I had a chat today about building large scale low-latency data retrieval systems around AWS S3. In doing so I got to share a bit of the talk proposal I submitted to Data and AI Summit this year about real-live work that has made it into production.
For years the conventional wisdom around Delta Lake has been to not connect user-facing/online systems to Delta tables. Basically, don’t point your Django app at your Delta tables. This continues to be a decent guideline but definitely not a rule and I have the performance data to back that up.
My talk abstract:
Scribd hosts hundreds of millions of documents and has hundreds of billions of objects across our buckets. Combining large-language models with a massive amounts of text has required investment in our new Content Library architecture. We selected Delta Lake as the underlying storage technology but have pushed it to an extreme. Using the same Delta Lake architecture we offer both direct data access for data scientists in Databricks Notebooks and online data retrieval in milliseconds for user-facing web services.

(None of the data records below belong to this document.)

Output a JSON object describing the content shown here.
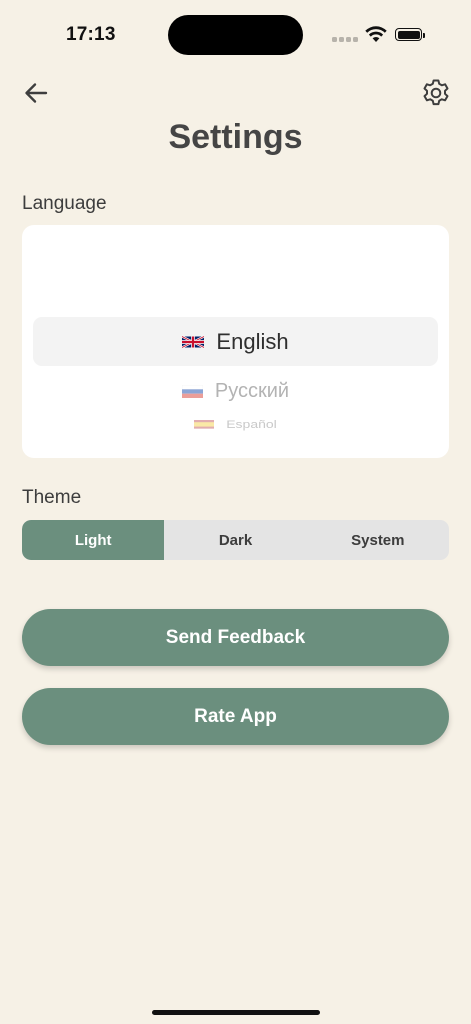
{
  "status_bar": {
    "time": "17:13",
    "icons": [
      "cellular-signal-icon",
      "wifi-icon",
      "battery-icon"
    ]
  },
  "header": {
    "back_icon": "arrow-left-icon",
    "settings_icon": "gear-icon",
    "title": "Settings"
  },
  "language": {
    "label": "Language",
    "options": [
      {
        "flag": "uk-flag-icon",
        "name": "English",
        "selected": true
      },
      {
        "flag": "russia-flag-icon",
        "name": "Русский",
        "selected": false
      },
      {
        "flag": "spain-flag-icon",
        "name": "Español",
        "selected": false
      }
    ]
  },
  "theme": {
    "label": "Theme",
    "options": [
      "Light",
      "Dark",
      "System"
    ],
    "selected": "Light"
  },
  "actions": {
    "send_feedback": "Send Feedback",
    "rate_app": "Rate App"
  },
  "colors": {
    "background": "#f6f1e6",
    "accent": "#6b8f7e",
    "card": "#ffffff",
    "segment_bg": "#e4e4e4"
  }
}
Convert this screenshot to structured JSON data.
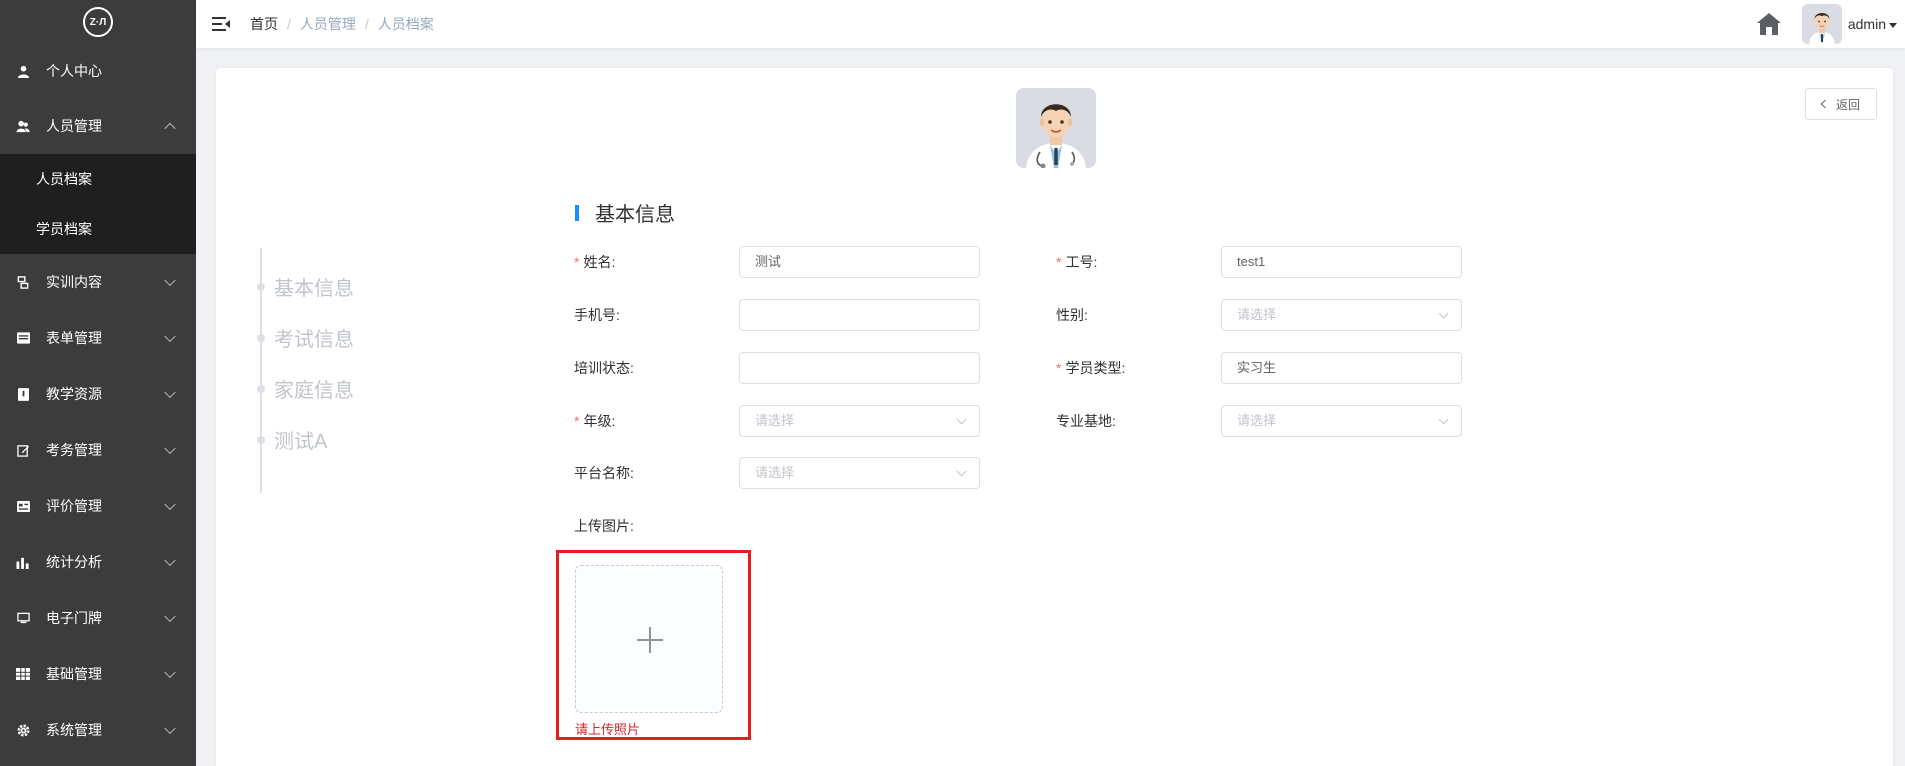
{
  "sidebar": {
    "logo_text": "Z·Л",
    "items": [
      {
        "label": "个人中心",
        "icon": "user-icon"
      },
      {
        "label": "人员管理",
        "icon": "users-icon",
        "expanded": true,
        "children": [
          "人员档案",
          "学员档案"
        ]
      },
      {
        "label": "实训内容",
        "icon": "training-icon"
      },
      {
        "label": "表单管理",
        "icon": "form-icon"
      },
      {
        "label": "教学资源",
        "icon": "book-icon"
      },
      {
        "label": "考务管理",
        "icon": "edit-icon"
      },
      {
        "label": "评价管理",
        "icon": "evaluation-icon"
      },
      {
        "label": "统计分析",
        "icon": "bar-chart-icon"
      },
      {
        "label": "电子门牌",
        "icon": "monitor-icon"
      },
      {
        "label": "基础管理",
        "icon": "grid-icon"
      },
      {
        "label": "系统管理",
        "icon": "gear-icon"
      }
    ]
  },
  "header": {
    "breadcrumb": [
      "首页",
      "人员管理",
      "人员档案"
    ],
    "username": "admin"
  },
  "page": {
    "back_label": "返回",
    "anchors": [
      "基本信息",
      "考试信息",
      "家庭信息",
      "测试A"
    ],
    "section_title": "基本信息",
    "fields": {
      "name": {
        "label": "姓名:",
        "value": "测试",
        "required": true
      },
      "job_no": {
        "label": "工号:",
        "value": "test1",
        "required": true
      },
      "phone": {
        "label": "手机号:",
        "value": ""
      },
      "gender": {
        "label": "性别:",
        "placeholder": "请选择"
      },
      "training_status": {
        "label": "培训状态:",
        "value": ""
      },
      "student_type": {
        "label": "学员类型:",
        "value": "实习生",
        "required": true
      },
      "grade": {
        "label": "年级:",
        "placeholder": "请选择",
        "required": true
      },
      "base": {
        "label": "专业基地:",
        "placeholder": "请选择"
      },
      "platform": {
        "label": "平台名称:",
        "placeholder": "请选择"
      },
      "upload": {
        "label": "上传图片:",
        "error": "请上传照片"
      }
    }
  },
  "colors": {
    "sidebar_bg": "#3c3c3c",
    "submenu_bg": "#1f1f1f",
    "accent": "#1890ff",
    "error": "#e02020"
  }
}
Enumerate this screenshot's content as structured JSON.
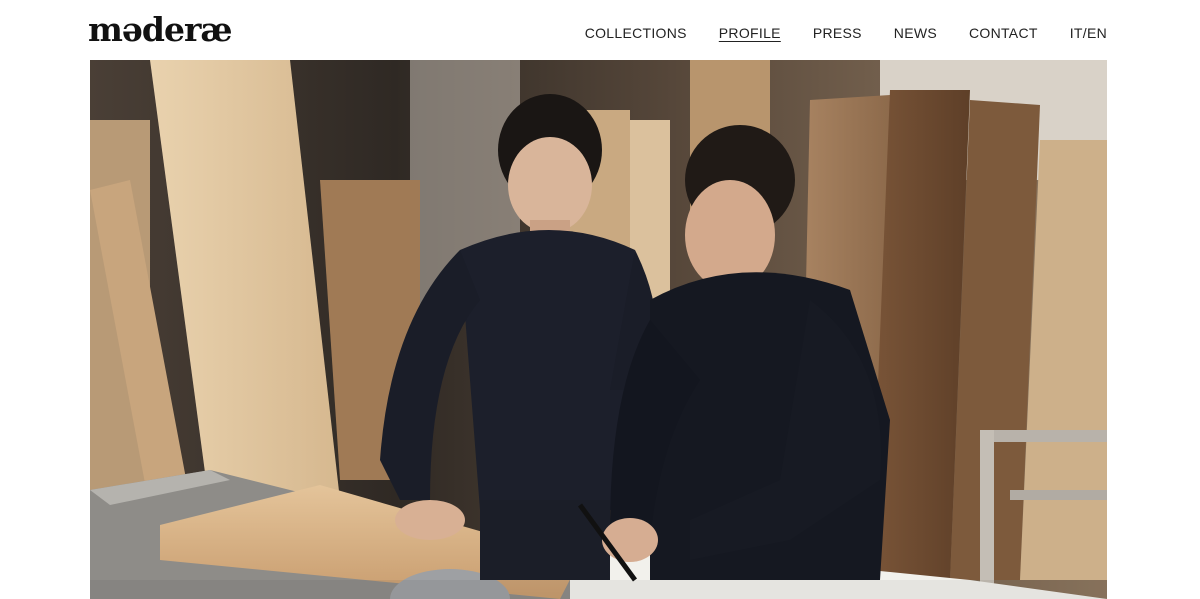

In this talk we will review principles of performance for each layer of the stack: web APIs, the Delta Lake tables, Apache Parquet, and AWS S3.
The work done by myself and my colleague Eugene in this area has been heavily related to my previous research around Low latency Parquet reads which informed work named Content Crush, which I have explored more on the Scribd tech blog and on the Screaming in the Cloud podcast.
I really hope that I am able to share results at Data and AI Summit from this incredibly challenging work that I am undertaking. But even if I don’t, blog posts like my musings on Multimodal with Delta Lake, scaling streaming Delta Lake applications, and a myriad of other articles I have published can be pieced together to form the larger mosaic of insane large-scale data work I have been hammering on!